Decisive Product Owner


Dear Junior

In the list of characteristics of a good product owner, we have this far discussing those in informal situations - being engaged and involved. However, product ownership is also a lot about making decisions, and then I like the product owner to be decisive.

Engaged Involved
Decisive Empowered

System development is a lot about making decisions. Even when we write code (and perhaps especially then) we make hundreds and thousands of micro-decisions. Some of them have mainly technical implications (make this design one class or two), but some of them form enterprise logic (what fields should I use when computing this if-conditional).

Sometimes these decisions grow a little bit larger, and we want to ask someone about what we should do. For example we might be writing a batch-file reader and wonder how we should handle if someone sends in the same file twice. Perhaps we consider saving some kind of file ID and a content hash to detect that situation. This might take a day or so to implement so most probably we will bring that up during the daily standup. 

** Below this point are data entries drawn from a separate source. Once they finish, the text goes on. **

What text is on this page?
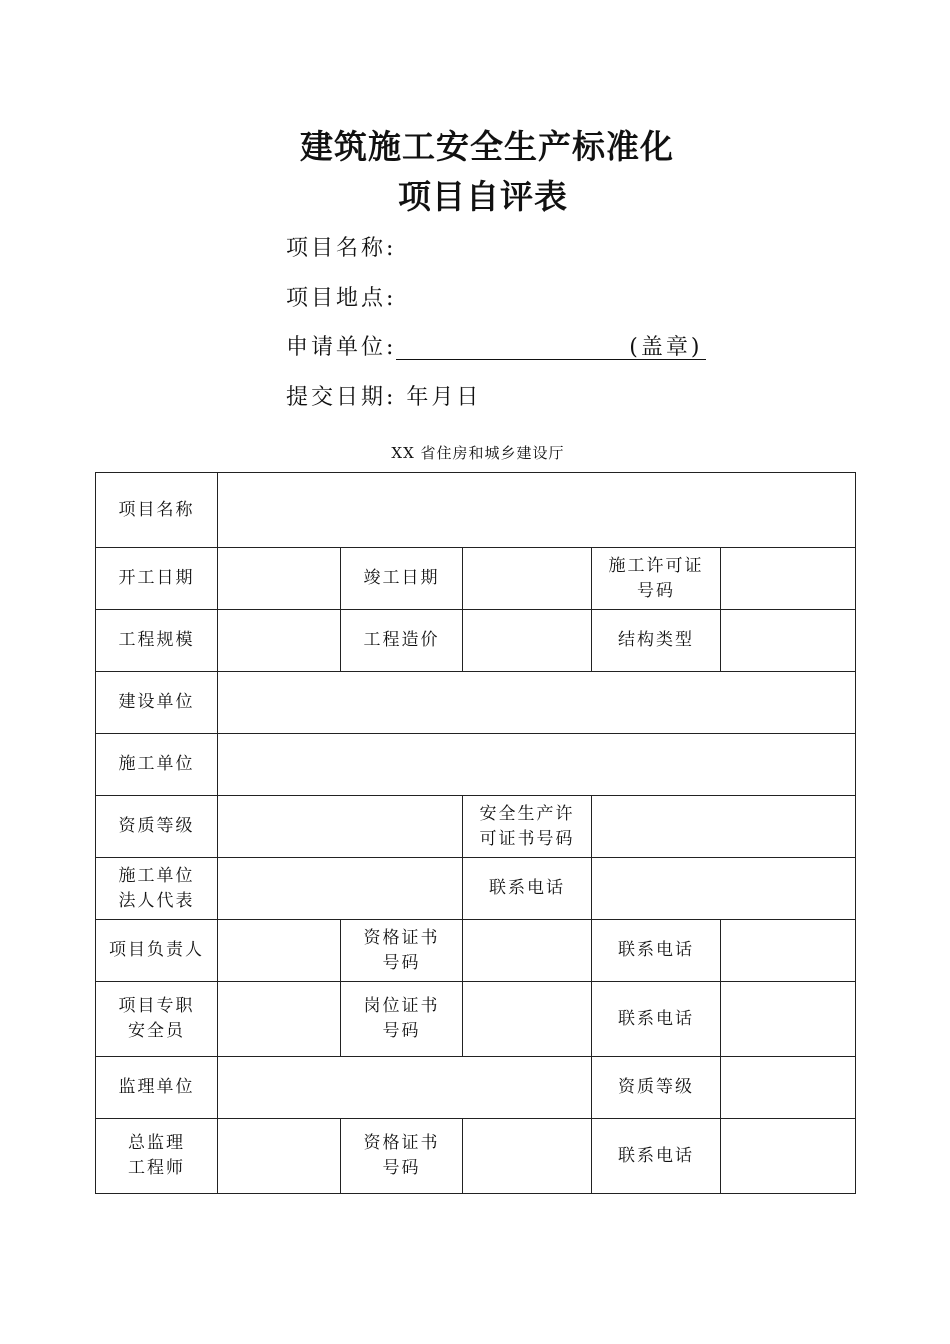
建筑施工安全生产标准化
项目自评表
项目名称:
项目地点:
申请单位:	(盖章)
提交日期: 年月日
XX 省住房和城乡建设厅
项目名称					
开工日期		竣工日期		施工许可证
号码	
工程规模		工程造价		结构类型	
建设单位					
施工单位					
资质等级			安全生产许
可证书号码		
施工单位
法人代表			联系电话		
项目负责人		资格证书
号码		联系电话	
项目专职
安全员		岗位证书
号码		联系电话	
监理单位				资质等级	
总监理
工程师		资格证书
号码		联系电话	
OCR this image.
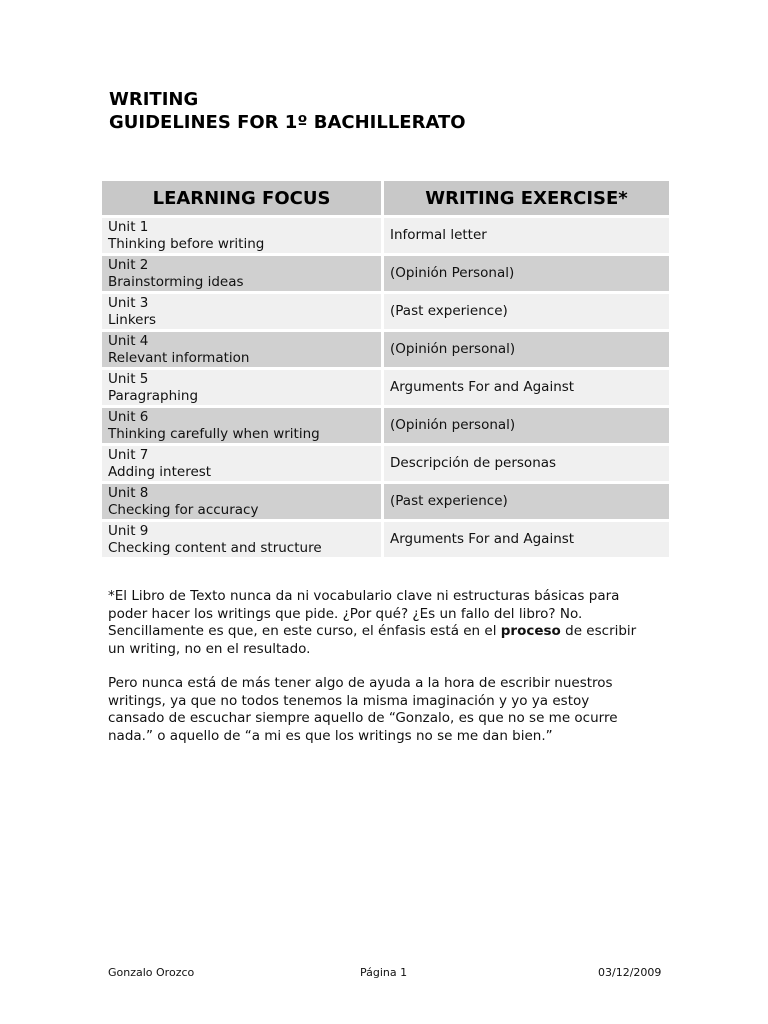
WRITING
GUIDELINES FOR 1º BACHILLERATO
LEARNING FOCUS	WRITING EXERCISE*

Unit 1
Thinking before writing	Informal letter

Unit 2
Brainstorming ideas	(Opinión Personal)

Unit 3
Linkers	(Past experience)

Unit 4
Relevant information	(Opinión personal)

Unit 5
Paragraphing	Arguments For and Against

Unit 6
Thinking carefully when writing	(Opinión personal)

Unit 7
Adding interest	Descripción de personas

Unit 8
Checking for accuracy	(Past experience)

Unit 9
Checking content and structure	Arguments For and Against

*El Libro de Texto nunca da ni vocabulario clave ni estructuras básicas para poder hacer los writings que pide. ¿Por qué? ¿Es un fallo del libro? No. Sencillamente es que, en este curso, el énfasis está en el proceso de escribir un writing, no en el resultado.

Pero nunca está de más tener algo de ayuda a la hora de escribir nuestros writings, ya que no todos tenemos la misma imaginación y yo ya estoy cansado de escuchar siempre aquello de “Gonzalo, es que no se me ocurre nada.” o aquello de “a mi es que los writings no se me dan bien.”

Gonzalo Orozco	Página 1	03/12/2009
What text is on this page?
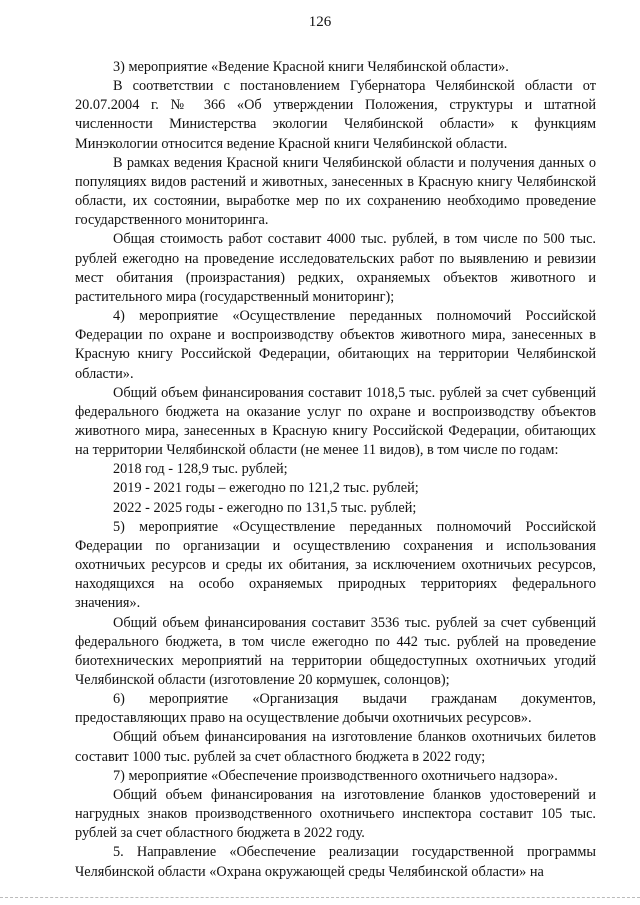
126

3) мероприятие «Ведение Красной книги Челябинской области».

В соответствии с постановлением Губернатора Челябинской области от 20.07.2004 г. № 366 «Об утверждении Положения, структуры и штатной численности Министерства экологии Челябинской области» к функциям Минэкологии относится ведение Красной книги Челябинской области.

В рамках ведения Красной книги Челябинской области и получения данных о популяциях видов растений и животных, занесенных в Красную книгу Челябинской области, их состоянии, выработке мер по их сохранению необходимо проведение государственного мониторинга.

Общая стоимость работ составит 4000 тыс. рублей, в том числе по 500 тыс. рублей ежегодно на проведение исследовательских работ по выявлению и ревизии мест обитания (произрастания) редких, охраняемых объектов животного и растительного мира (государственный мониторинг);

4) мероприятие «Осуществление переданных полномочий Российской Федерации по охране и воспроизводству объектов животного мира, занесенных в Красную книгу Российской Федерации, обитающих на территории Челябинской области».

Общий объем финансирования составит 1018,5 тыс. рублей за счет субвенций федерального бюджета на оказание услуг по охране и воспроизводству объектов животного мира, занесенных в Красную книгу Российской Федерации, обитающих на территории Челябинской области (не менее 11 видов), в том числе по годам:

2018 год - 128,9 тыс. рублей;

2019 - 2021 годы – ежегодно по 121,2 тыс. рублей;

2022 - 2025 годы - ежегодно по 131,5 тыс. рублей;

5) мероприятие «Осуществление переданных полномочий Российской Федерации по организации и осуществлению сохранения и использования охотничьих ресурсов и среды их обитания, за исключением охотничьих ресурсов, находящихся на особо охраняемых природных территориях федерального значения».

Общий объем финансирования составит 3536 тыс. рублей за счет субвенций федерального бюджета, в том числе ежегодно по 442 тыс. рублей на проведение биотехнических мероприятий на территории общедоступных охотничьих угодий Челябинской области (изготовление 20 кормушек, солонцов);

6) мероприятие «Организация выдачи гражданам документов, предоставляющих право на осуществление добычи охотничьих ресурсов».

Общий объем финансирования на изготовление бланков охотничьих билетов составит 1000 тыс. рублей за счет областного бюджета в 2022 году;

7) мероприятие «Обеспечение производственного охотничьего надзора».

Общий объем финансирования на изготовление бланков удостоверений и нагрудных знаков производственного охотничьего инспектора составит 105 тыс. рублей за счет областного бюджета в 2022 году.

5. Направление «Обеспечение реализации государственной программы Челябинской области «Охрана окружающей среды Челябинской области» на
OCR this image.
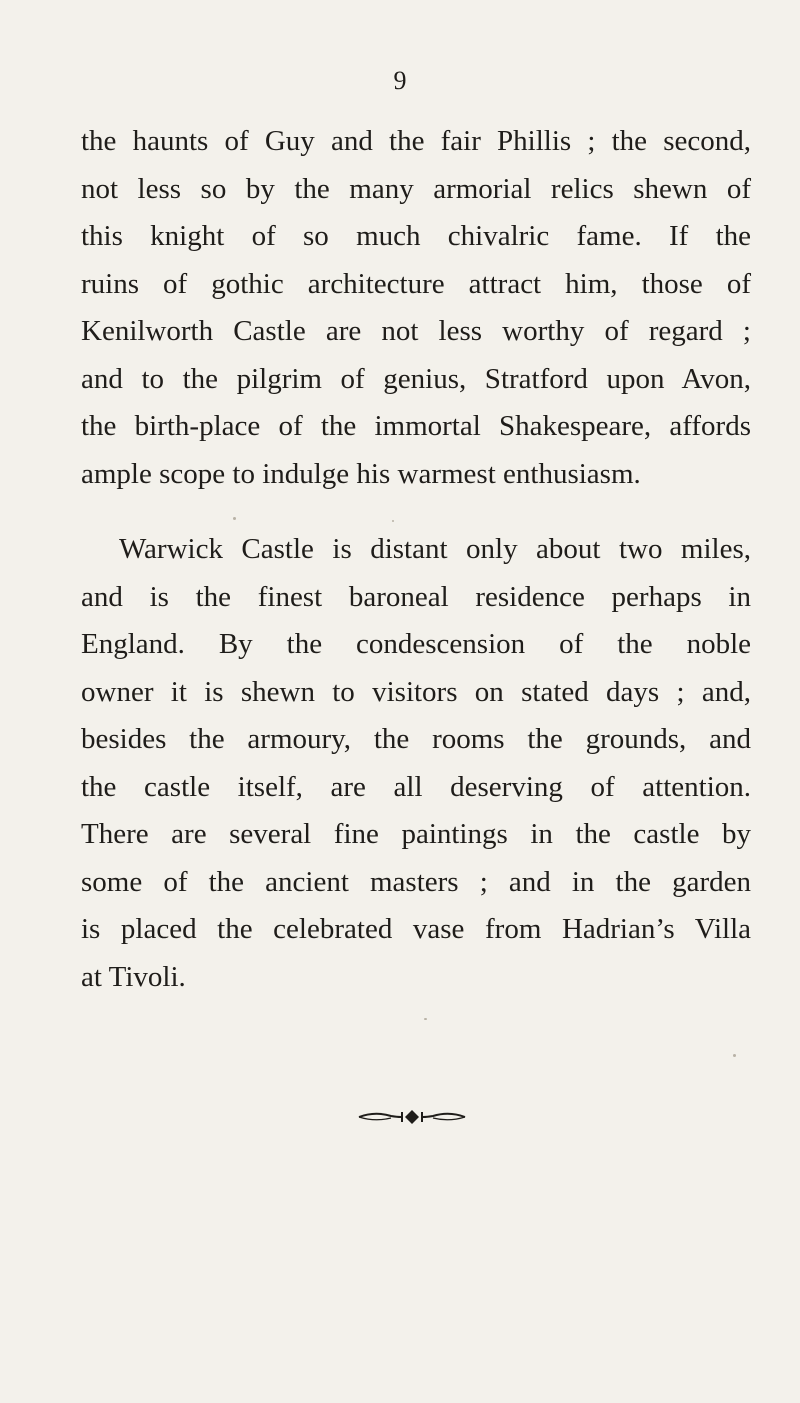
9
the haunts of Guy and the fair Phillis ; the second,
not less so by the many armorial relics shewn of
this knight of so much chivalric fame. If the
ruins of gothic architecture attract him, those of
Kenilworth Castle are not less worthy of regard ;
and to the pilgrim of genius, Stratford upon Avon,
the birth-place of the immortal Shakespeare, affords
ample scope to indulge his warmest enthusiasm.
Warwick Castle is distant only about two miles,
and is the finest baroneal residence perhaps in
England. By the condescension of the noble
owner it is shewn to visitors on stated days ; and,
besides the armoury, the rooms the grounds, and
the castle itself, are all deserving of attention.
There are several fine paintings in the castle by
some of the ancient masters ; and in the garden
is placed the celebrated vase from Hadrian’s Villa
at Tivoli.
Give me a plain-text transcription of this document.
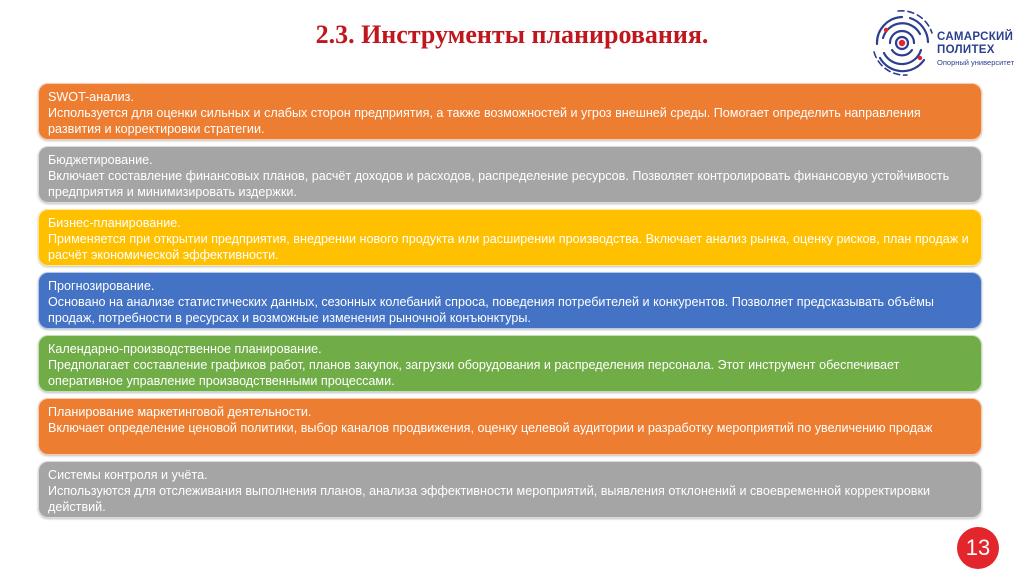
2.3. Инструменты планирования.	САМАРСКИЙ
ПОЛИТЕХ
Опорный университет
SWOT-анализ.
Используется для оценки сильных и слабых сторон предприятия, а также возможностей и угроз внешней среды. Помогает определить направления развития и корректировки стратегии.
Бюджетирование.
Включает составление финансовых планов, расчёт доходов и расходов, распределение ресурсов. Позволяет контролировать финансовую устойчивость предприятия и минимизировать издержки.
Бизнес-планирование.
Применяется при открытии предприятия, внедрении нового продукта или расширении производства. Включает анализ рынка, оценку рисков, план продаж и расчёт экономической эффективности.
Прогнозирование.
Основано на анализе статистических данных, сезонных колебаний спроса, поведения потребителей и конкурентов. Позволяет предсказывать объёмы продаж, потребности в ресурсах и возможные изменения рыночной конъюнктуры.
Календарно-производственное планирование.
Предполагает составление графиков работ, планов закупок, загрузки оборудования и распределения персонала. Этот инструмент обеспечивает оперативное управление производственными процессами.
Планирование маркетинговой деятельности.
Включает определение ценовой политики, выбор каналов продвижения, оценку целевой аудитории и разработку мероприятий по увеличению продаж
Системы контроля и учёта.
Используются для отслеживания выполнения планов, анализа эффективности мероприятий, выявления отклонений и своевременной корректировки действий.
13
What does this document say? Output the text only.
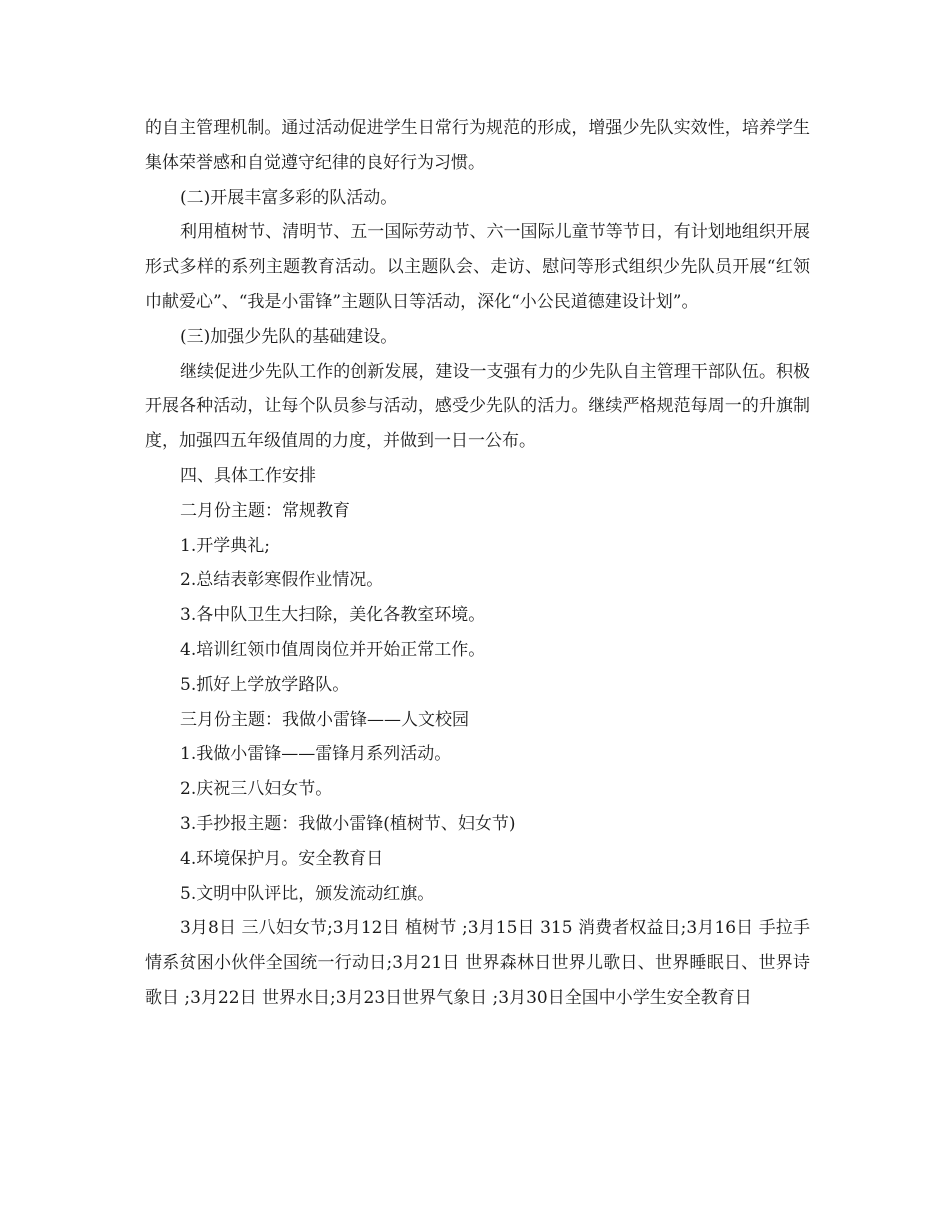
的自主管理机制。通过活动促进学生日常行为规范的形成，增强少先队实效性，培养学生集体荣誉感和自觉遵守纪律的良好行为习惯。

(二)开展丰富多彩的队活动。

利用植树节、清明节、五一国际劳动节、六一国际儿童节等节日，有计划地组织开展形式多样的系列主题教育活动。以主题队会、走访、慰问等形式组织少先队员开展“红领巾献爱心”、“我是小雷锋”主题队日等活动，深化“小公民道德建设计划”。

(三)加强少先队的基础建设。

继续促进少先队工作的创新发展，建设一支强有力的少先队自主管理干部队伍。积极开展各种活动，让每个队员参与活动，感受少先队的活力。继续严格规范每周一的升旗制度，加强四五年级值周的力度，并做到一日一公布。

四、具体工作安排

二月份主题：常规教育

1.开学典礼;

2.总结表彰寒假作业情况。

3.各中队卫生大扫除，美化各教室环境。

4.培训红领巾值周岗位并开始正常工作。

5.抓好上学放学路队。

三月份主题：我做小雷锋——人文校园

1.我做小雷锋——雷锋月系列活动。

2.庆祝三八妇女节。

3.手抄报主题：我做小雷锋(植树节、妇女节)

4.环境保护月。安全教育日

5.文明中队评比，颁发流动红旗。

3月8日 三八妇女节;3月12日 植树节 ;3月15日 315 消费者权益日;3月16日 手拉手情系贫困小伙伴全国统一行动日;3月21日 世界森林日世界儿歌日、世界睡眠日、世界诗歌日 ;3月22日 世界水日;3月23日世界气象日 ;3月30日全国中小学生安全教育日
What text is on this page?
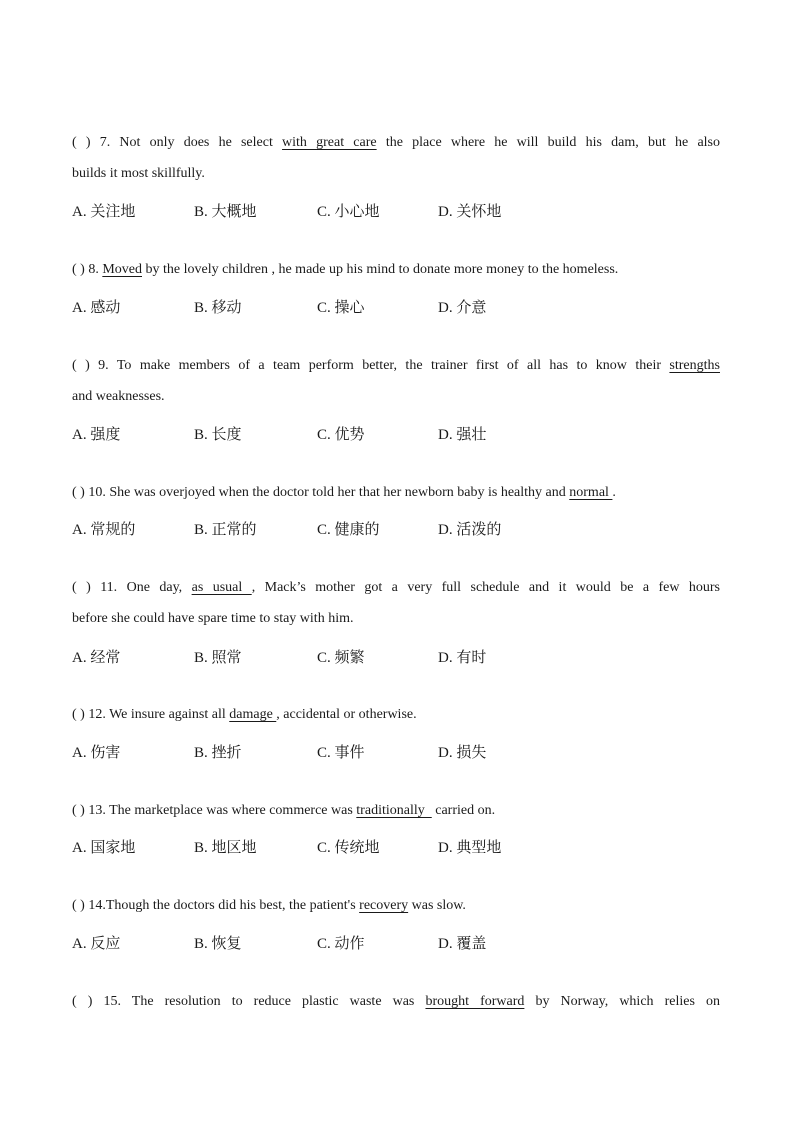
( ) 7. Not only does he select with great care the place where he will build his dam, but he also
builds it most skillfully.
A. 关注地	B. 大概地	C. 小心地	D. 关怀地
( ) 8. Moved by the lovely children , he made up his mind to donate more money to the homeless.
A. 感动	B. 移动	C. 操心	D. 介意
( ) 9. To make members of a team perform better, the trainer first of all has to know their strengths
and weaknesses.
A. 强度	B. 长度	C. 优势	D. 强壮
( ) 10. She was overjoyed when the doctor told her that her newborn baby is healthy and normal .
A. 常规的	B. 正常的	C. 健康的	D. 活泼的
( ) 11. One day, as usual , Mack’s mother got a very full schedule and it would be a few hours
before she could have spare time to stay with him.
A. 经常	B. 照常	C. 频繁	D. 有时
( ) 12. We insure against all damage , accidental or otherwise.
A. 伤害	B. 挫折	C. 事件	D. 损失
( ) 13. The marketplace was where commerce was traditionally   carried on.
A. 国家地	B. 地区地	C. 传统地	D. 典型地
( ) 14.Though the doctors did his best, the patient's recovery was slow.
A. 反应	B. 恢复	C. 动作	D. 覆盖
( ) 15. The resolution to reduce plastic waste was brought forward by Norway, which relies on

That standup is when the product owner can step in and make a huge difference. Of course the PO needs to be there (involved) and needs to care (engaged), but if she is she might make a huge difference by saying: 

"Hold that thought. To me that seems like a separate story (Avoid duplicate file read). It is good enough if you implement this without that feature. if same file is sent twice, and we read it twice - then so be it. I make it new story and bring it up with the stakeholders."

Viola, within one minute the product owner have saved the team one day of coding, just by being decisive. 

Product owner need also be able to take decisions at point blanc, even when there might not be enough information. 

Team member: "I wonder, what shall we do about social security numbers for people with protected identity"
Product owner: "I do not know whether we have a case for supporting protected SSNs - need to check that up. Ignore that feature for now, if necessary I will add that as a new feature later."

This is just a few minute conversation, yet it saves the team hours of work by not loosing tempo.

Being decisive rules out product owners that "just want to investigate a little bit further before saying anything definitive" - such behaviour leaves the team floundering on what to do, whether they can proceed on the assumption or if they should wait.

Being decisive is a characteristic in a personal context, as is engaged. However it is more about making decisions rather than informal situations - so in that respect it is more related to being empowered.

Engaged Involved
Decisive Empowered

Nevertheless, having a decisive product owner makes things so much easier to keep things rolling.